Kidzeum concept closer to reality

SPRINGFIELD -- A project, years in the works, just got a shot in the arm from the state.
SPRINGFIELD -- A project, years in the works, just got a shot in the arm from the state. A children's museum was awarded a $1 million grant. WCIA-3's Alex Davis has more.

The money will make a huge difference. The idea for a health and science museum for kids has been in the works for years.

Now, volunteers say their dream is close to being realized. If you look past the dust, open walls and smell of mold, you can see the potential others see for the Kidzeum concept.

"This is part of a larger effort to help downtown Springfield."

Thanks to a $1 million state grant and TIF money from the city, the Kidzeum of Health and Science has reached the first of its funding goals.

"Right now, we're just at the $5 million mark which is exactly what our exhibit and our building budget is."

All this has been a long time coming since the grant was first approved by the legislature in 2009.

"They kept voting to approve it."

Board member, Rachael Thomson, has been volunteering with Kidzeum since then.

"We started out as a group of parents, educators, medical professionals."

But Thursday, after years of planning and waiting, her dream and the dream of other community members is finally being realized.

"We just really wanted to do something that was important for kids and families and fill the void for education and entertainment need."

Thomson and others believe 100,000 visitors will hit up the museum each year, helping Central Illinois and the state as a whole.

"A $2.3 million economic impact on an annual basis. That's part of a larger effort to aid the revitalization of downtown Springfield."

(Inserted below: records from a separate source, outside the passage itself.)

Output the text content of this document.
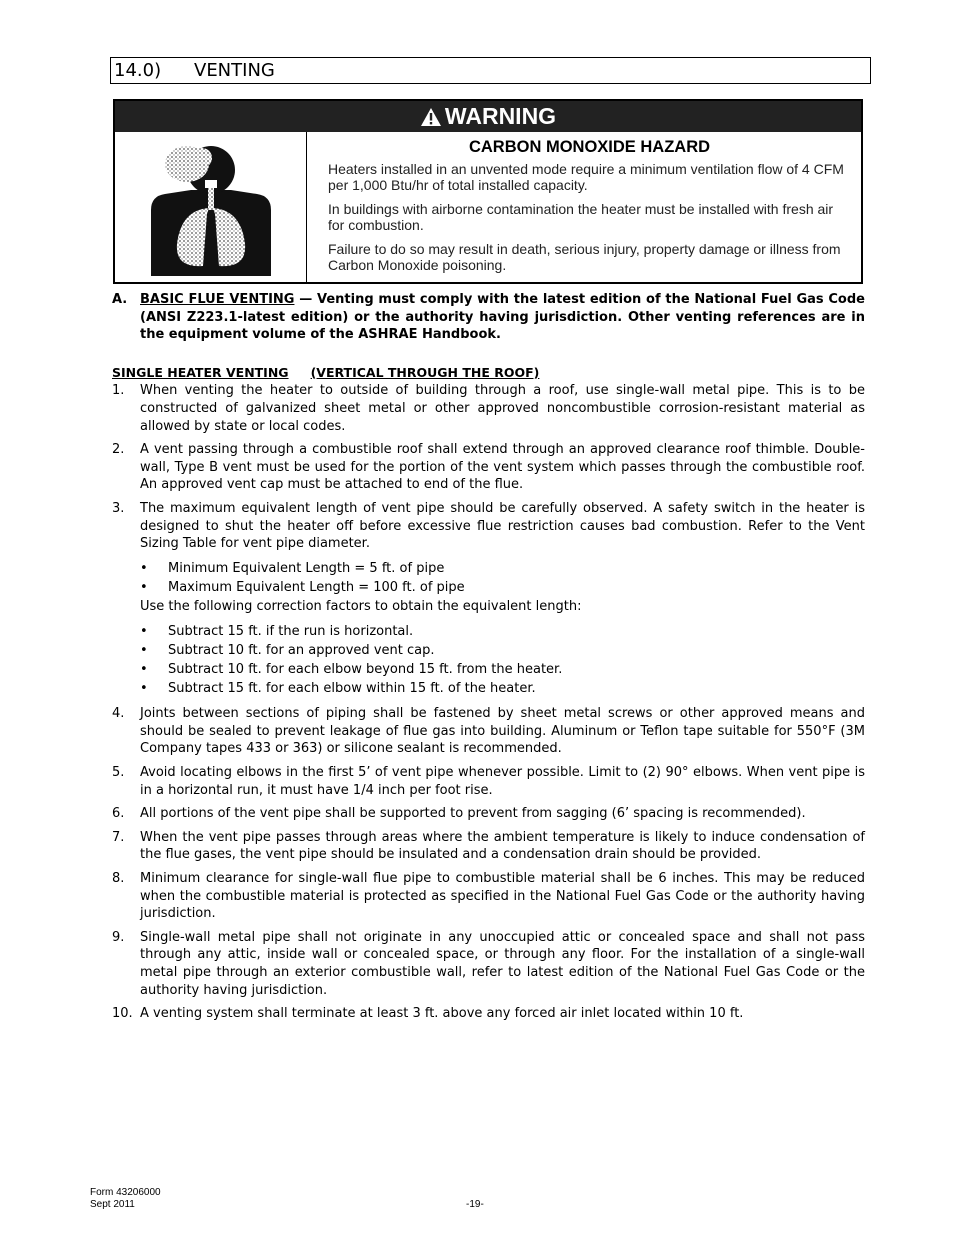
14.0) VENTING
WARNING
CARBON MONOXIDE HAZARD

Heaters installed in an unvented mode require a minimum ventilation flow of 4 CFM per 1,000 Btu/hr of total installed capacity.

In buildings with airborne contamination the heater must be installed with fresh air for combustion.

Failure to do so may result in death, serious injury, property damage or illness from Carbon Monoxide poisoning.

A. BASIC FLUE VENTING — Venting must comply with the latest edition of the National Fuel Gas Code (ANSI Z223.1-latest edition) or the authority having jurisdiction. Other venting references are in the equipment volume of the ASHRAE Handbook.

SINGLE HEATER VENTING (VERTICAL THROUGH THE ROOF)
1.	When venting the heater to outside of building through a roof, use single-wall metal pipe. This is to be constructed of galvanized sheet metal or other approved noncombustible corrosion-resistant material as allowed by state or local codes.
2.	A vent passing through a combustible roof shall extend through an approved clearance roof thimble. Double-wall, Type B vent must be used for the portion of the vent system which passes through the combustible roof. An approved vent cap must be attached to end of the flue.
3.	The maximum equivalent length of vent pipe should be carefully observed. A safety switch in the heater is designed to shut the heater off before excessive flue restriction causes bad combustion. Refer to the Vent Sizing Table for vent pipe diameter.
•	Minimum Equivalent Length = 5 ft. of pipe
•	Maximum Equivalent Length = 100 ft. of pipe
Use the following correction factors to obtain the equivalent length:
•	Subtract 15 ft. if the run is horizontal.
•	Subtract 10 ft. for an approved vent cap.
•	Subtract 10 ft. for each elbow beyond 15 ft. from the heater.
•	Subtract 15 ft. for each elbow within 15 ft. of the heater.
4.	Joints between sections of piping shall be fastened by sheet metal screws or other approved means and should be sealed to prevent leakage of flue gas into building. Aluminum or Teflon tape suitable for 550°F (3M Company tapes 433 or 363) or silicone sealant is recommended.
5.	Avoid locating elbows in the first 5’ of vent pipe whenever possible. Limit to (2) 90° elbows. When vent pipe is in a horizontal run, it must have 1/4 inch per foot rise.
6.	All portions of the vent pipe shall be supported to prevent from sagging (6’ spacing is recommended).
7.	When the vent pipe passes through areas where the ambient temperature is likely to induce condensation of the flue gases, the vent pipe should be insulated and a condensation drain should be provided.
8.	Minimum clearance for single-wall flue pipe to combustible material shall be 6 inches. This may be reduced when the combustible material is protected as specified in the National Fuel Gas Code or the authority having jurisdiction.
9.	Single-wall metal pipe shall not originate in any unoccupied attic or concealed space and shall not pass through any attic, inside wall or concealed space, or through any floor. For the installation of a single-wall metal pipe through an exterior combustible wall, refer to latest edition of the National Fuel Gas Code or the authority having jurisdiction.
10. A venting system shall terminate at least 3 ft. above any forced air inlet located within 10 ft.
Form 43206000
Sept 2011	-19-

With the help of state dollars, the group can order the exhibit to be built next month.

"Receiving this grant really puts the Kidzeum in a very stable situation to finish our fundraising goal."

Thomson says they'll need to raise an additional $1 million to cover the first of its operating costs, but, with an end date in mind, she's positive more donors will jump on board. They want to open in the fall of 2015.